We employ a support vector machine (SVM) in order to combine different features of a pixel in a Doppler OCT image, that contrasts perfusion from static tissue areas. We used three features: the intensity, average intensity in a 2x2 window and the entropy in a 5x5 window. For the entropy the DOCT image is masked with the intensity image in order to only have relevant information in the image present. This narrows the histogram and by using histogram equalization, the intensities of the flow are mapped to nearly constant values, whereas the bulk tissue becomes very grainy. This allows for the application of the entropy filter for differentiation of tissue and vessels. The features are combined by training a 1-norm SVM using a radial-basis function kernel. After training it once, it can be readily applied in order to classify new DOCT data sets. Doppler data have been measured on healthy subjects with a CMOS based fast DOCT platform operating from 30kHz to 200kHz.

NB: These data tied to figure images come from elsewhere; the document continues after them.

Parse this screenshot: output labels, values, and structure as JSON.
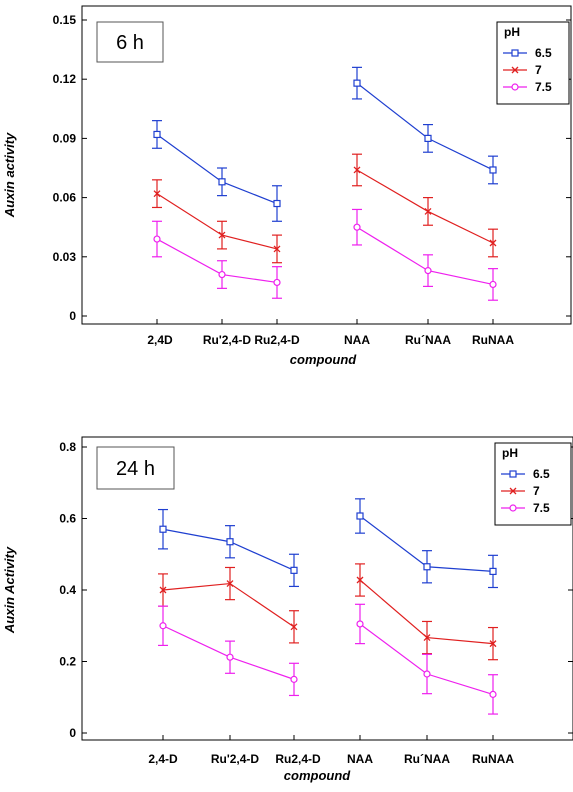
{
  "chart_data": [
    {
      "type": "line",
      "time_label": "6 h",
      "xlabel": "compound",
      "ylabel": "Auxin activity",
      "categories": [
        "2,4D",
        "Ru'2,4-D",
        "Ru2,4-D",
        "NAA",
        "Ru´NAA",
        "RuNAA"
      ],
      "ylim": [
        0,
        0.15
      ],
      "yticks": [
        0,
        0.03,
        0.06,
        0.09,
        0.12,
        0.15
      ],
      "ytick_labels": [
        "0",
        "0.03",
        "0.06",
        "0.09",
        "0.12",
        "0.15"
      ],
      "legend": {
        "title": "pH",
        "position": "top-right"
      },
      "grid": false,
      "series": [
        {
          "name": "6.5",
          "color": "#1f3fd0",
          "marker": "square",
          "segments": [
            [
              0,
              1,
              2
            ],
            [
              3,
              4,
              5
            ]
          ],
          "values": [
            0.092,
            0.068,
            0.057,
            0.118,
            0.09,
            0.074
          ],
          "err": [
            0.007,
            0.007,
            0.009,
            0.008,
            0.007,
            0.007
          ]
        },
        {
          "name": "7",
          "color": "#e02020",
          "marker": "x",
          "segments": [
            [
              0,
              1,
              2
            ],
            [
              3,
              4,
              5
            ]
          ],
          "values": [
            0.062,
            0.041,
            0.034,
            0.074,
            0.053,
            0.037
          ],
          "err": [
            0.007,
            0.007,
            0.007,
            0.008,
            0.007,
            0.007
          ]
        },
        {
          "name": "7.5",
          "color": "#ee20ee",
          "marker": "circle",
          "segments": [
            [
              0,
              1,
              2
            ],
            [
              3,
              4,
              5
            ]
          ],
          "values": [
            0.039,
            0.021,
            0.017,
            0.045,
            0.023,
            0.016
          ],
          "err": [
            0.009,
            0.007,
            0.008,
            0.009,
            0.008,
            0.008
          ]
        }
      ]
    },
    {
      "type": "line",
      "time_label": "24 h",
      "xlabel": "compound",
      "ylabel": "Auxin Activity",
      "categories": [
        "2,4-D",
        "Ru'2,4-D",
        "Ru2,4-D",
        "NAA",
        "Ru´NAA",
        "RuNAA"
      ],
      "ylim": [
        0,
        0.8
      ],
      "yticks": [
        0,
        0.2,
        0.4,
        0.6,
        0.8
      ],
      "ytick_labels": [
        "0",
        "0.2",
        "0.4",
        "0.6",
        "0.8"
      ],
      "legend": {
        "title": "pH",
        "position": "top-right"
      },
      "grid": false,
      "series": [
        {
          "name": "6.5",
          "color": "#1f3fd0",
          "marker": "square",
          "segments": [
            [
              0,
              1,
              2
            ],
            [
              3,
              4,
              5
            ]
          ],
          "values": [
            0.57,
            0.535,
            0.455,
            0.607,
            0.465,
            0.452
          ],
          "err": [
            0.055,
            0.045,
            0.045,
            0.048,
            0.045,
            0.045
          ]
        },
        {
          "name": "7",
          "color": "#e02020",
          "marker": "x",
          "segments": [
            [
              0,
              1,
              2
            ],
            [
              3,
              4,
              5
            ]
          ],
          "values": [
            0.4,
            0.418,
            0.297,
            0.428,
            0.267,
            0.25
          ],
          "err": [
            0.045,
            0.045,
            0.045,
            0.045,
            0.045,
            0.045
          ]
        },
        {
          "name": "7.5",
          "color": "#ee20ee",
          "marker": "circle",
          "segments": [
            [
              0,
              0
            ],
            [
              0,
              1,
              2
            ],
            [
              3,
              4,
              5
            ]
          ],
          "values": [
            0.3,
            0.212,
            0.15,
            0.305,
            0.165,
            0.108
          ],
          "err": [
            0.055,
            0.045,
            0.045,
            0.055,
            0.055,
            0.055
          ]
        }
      ]
    }
  ]
}
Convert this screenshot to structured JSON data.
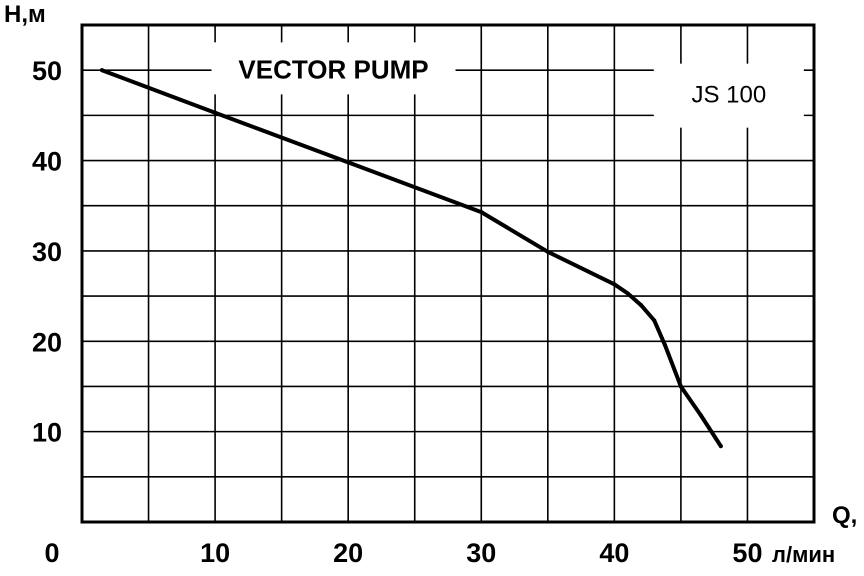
{
  "chart_data": {
    "type": "line",
    "title": "VECTOR PUMP",
    "model_label": "JS 100",
    "xlabel": "Q,",
    "x_unit": "л/мин",
    "ylabel": "H,м",
    "xlim": [
      0,
      55
    ],
    "ylim": [
      0,
      55
    ],
    "x_ticks": [
      0,
      10,
      20,
      30,
      40,
      50
    ],
    "y_ticks": [
      10,
      20,
      30,
      40,
      50
    ],
    "x_tick_labels": [
      "0",
      "10",
      "20",
      "30",
      "40",
      "50"
    ],
    "y_tick_labels": [
      "10",
      "20",
      "30",
      "40",
      "50"
    ],
    "grid": true,
    "series": [
      {
        "x": [
          1.5,
          10,
          20,
          30,
          35,
          40,
          41,
          42,
          43,
          43.8,
          45,
          46.5,
          48
        ],
        "y": [
          50,
          45.3,
          39.8,
          34.3,
          29.9,
          26.3,
          25.3,
          24,
          22.3,
          19.6,
          15,
          11.8,
          8.4
        ]
      }
    ],
    "colors": {
      "line": "#000000",
      "grid": "#000000",
      "label_box": "#ffffff"
    }
  }
}
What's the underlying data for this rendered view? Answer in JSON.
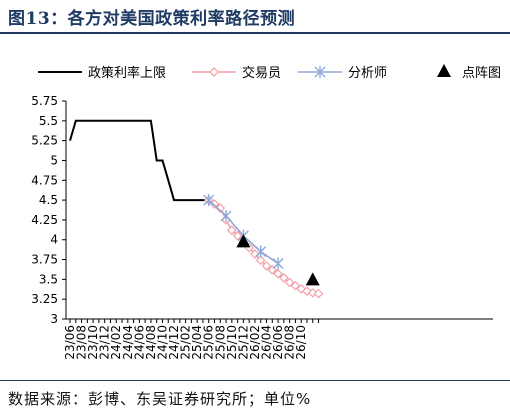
{
  "title": "图13：各方对美国政策利率路径预测",
  "source": "数据来源：彭博、东吴证券研究所；单位%",
  "chart_data": {
    "type": "line",
    "ylim": [
      3,
      5.75
    ],
    "y_ticks": [
      "5.75",
      "5.5",
      "5.25",
      "5",
      "4.75",
      "4.5",
      "4.25",
      "4",
      "3.75",
      "3.5",
      "3.25",
      "3"
    ],
    "x_ticks": [
      "23/06",
      "23/08",
      "23/10",
      "23/12",
      "24/02",
      "24/04",
      "24/06",
      "24/08",
      "24/10",
      "24/12",
      "25/02",
      "25/04",
      "25/06",
      "25/08",
      "25/10",
      "25/12",
      "26/02",
      "26/04",
      "26/06",
      "26/08",
      "26/10"
    ],
    "legend_placement": "top",
    "series": [
      {
        "name": "政策利率上限",
        "color": "#000000",
        "marker": "none",
        "points": [
          [
            "2023-06",
            5.25
          ],
          [
            "2023-07",
            5.5
          ],
          [
            "2023-08",
            5.5
          ],
          [
            "2023-09",
            5.5
          ],
          [
            "2023-10",
            5.5
          ],
          [
            "2023-11",
            5.5
          ],
          [
            "2023-12",
            5.5
          ],
          [
            "2024-01",
            5.5
          ],
          [
            "2024-02",
            5.5
          ],
          [
            "2024-03",
            5.5
          ],
          [
            "2024-04",
            5.5
          ],
          [
            "2024-05",
            5.5
          ],
          [
            "2024-06",
            5.5
          ],
          [
            "2024-07",
            5.5
          ],
          [
            "2024-08",
            5.5
          ],
          [
            "2024-09",
            5.0
          ],
          [
            "2024-10",
            5.0
          ],
          [
            "2024-11",
            4.75
          ],
          [
            "2024-12",
            4.5
          ],
          [
            "2025-01",
            4.5
          ],
          [
            "2025-02",
            4.5
          ],
          [
            "2025-03",
            4.5
          ],
          [
            "2025-04",
            4.5
          ],
          [
            "2025-05",
            4.5
          ],
          [
            "2025-06",
            4.5
          ]
        ]
      },
      {
        "name": "交易员",
        "color": "#f4a0a8",
        "marker": "diamond",
        "points": [
          [
            "2025-06",
            4.5
          ],
          [
            "2025-07",
            4.45
          ],
          [
            "2025-08",
            4.4
          ],
          [
            "2025-09",
            4.25
          ],
          [
            "2025-10",
            4.12
          ],
          [
            "2025-11",
            4.05
          ],
          [
            "2025-12",
            3.97
          ],
          [
            "2026-01",
            3.9
          ],
          [
            "2026-02",
            3.82
          ],
          [
            "2026-03",
            3.74
          ],
          [
            "2026-04",
            3.67
          ],
          [
            "2026-05",
            3.62
          ],
          [
            "2026-06",
            3.57
          ],
          [
            "2026-07",
            3.52
          ],
          [
            "2026-08",
            3.46
          ],
          [
            "2026-09",
            3.42
          ],
          [
            "2026-10",
            3.38
          ],
          [
            "2026-11",
            3.35
          ],
          [
            "2026-12",
            3.33
          ],
          [
            "2027-01",
            3.32
          ]
        ]
      },
      {
        "name": "分析师",
        "color": "#8fa8d8",
        "marker": "asterisk",
        "points": [
          [
            "2025-06",
            4.5
          ],
          [
            "2025-09",
            4.3
          ],
          [
            "2025-12",
            4.05
          ],
          [
            "2026-03",
            3.85
          ],
          [
            "2026-06",
            3.7
          ]
        ]
      },
      {
        "name": "点阵图",
        "color": "#000000",
        "marker": "triangle",
        "points": [
          [
            "2025-12",
            3.98
          ],
          [
            "2026-12",
            3.5
          ]
        ]
      }
    ]
  }
}
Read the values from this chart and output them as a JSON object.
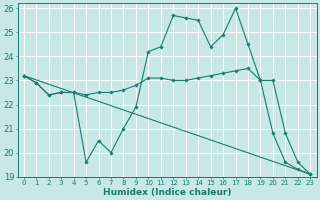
{
  "xlabel": "Humidex (Indice chaleur)",
  "xlim": [
    -0.5,
    23.5
  ],
  "ylim": [
    19,
    26.2
  ],
  "yticks": [
    19,
    20,
    21,
    22,
    23,
    24,
    25,
    26
  ],
  "xticks": [
    0,
    1,
    2,
    3,
    4,
    5,
    6,
    7,
    8,
    9,
    10,
    11,
    12,
    13,
    14,
    15,
    16,
    17,
    18,
    19,
    20,
    21,
    22,
    23
  ],
  "xtick_labels": [
    "0",
    "1",
    "2",
    "3",
    "4",
    "5",
    "6",
    "7",
    "8",
    "9",
    "10",
    "11",
    "12",
    "13",
    "14",
    "15",
    "16",
    "17",
    "18",
    "19",
    "20",
    "21",
    "22",
    "23"
  ],
  "background_color": "#c8e8e8",
  "grid_color": "#ffffff",
  "line_color": "#1a7a6e",
  "line1": {
    "x": [
      0,
      1,
      2,
      3,
      4,
      5,
      6,
      7,
      8,
      9,
      10,
      11,
      12,
      13,
      14,
      15,
      16,
      17,
      18,
      19,
      20,
      21,
      22,
      23
    ],
    "y": [
      23.2,
      22.9,
      22.4,
      22.5,
      22.5,
      19.6,
      20.5,
      20.0,
      21.0,
      21.9,
      24.2,
      24.4,
      25.7,
      25.6,
      25.5,
      24.4,
      24.9,
      26.0,
      24.5,
      23.0,
      20.8,
      19.6,
      19.3,
      19.1
    ]
  },
  "line2": {
    "x": [
      0,
      1,
      2,
      3,
      4,
      5,
      6,
      7,
      8,
      9,
      10,
      11,
      12,
      13,
      14,
      15,
      16,
      17,
      18,
      19,
      20,
      21,
      22,
      23
    ],
    "y": [
      23.2,
      22.9,
      22.4,
      22.5,
      22.5,
      22.4,
      22.5,
      22.5,
      22.6,
      22.8,
      23.1,
      23.1,
      23.0,
      23.0,
      23.1,
      23.2,
      23.3,
      23.4,
      23.5,
      23.0,
      23.0,
      20.8,
      19.6,
      19.1
    ]
  },
  "line3": {
    "x": [
      0,
      23
    ],
    "y": [
      23.2,
      19.1
    ]
  }
}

We applied the procedure to in-vivo circular DOCT scans around the optic nerve head and to a volume scan of a healthy subject. The extracted quantitative angiograms are compared to those obtained with a Gaussian mixture model (GMM) that was trained on the intensity histogram of the same data that was used for training of the SVM. The GMM which is a threshold based procedure also segmented some of the phase noise and the multiple scattering. Our proposed algorithm is more robust to multiple scattering as it takes into account spatial information around the pixels. Moreover it does not need manual intervention after training in order to find optimal segmentation results.
We apply the method to circular scans and a volume scan of a healthy volunteer and show that our method consistently performs better than other standard segmentation methods. It might be envisioned to include more features in the analysis although the danger of overfitting the SVM exists. We believe this result to be an important step towards complete automized analysis of DOCT data.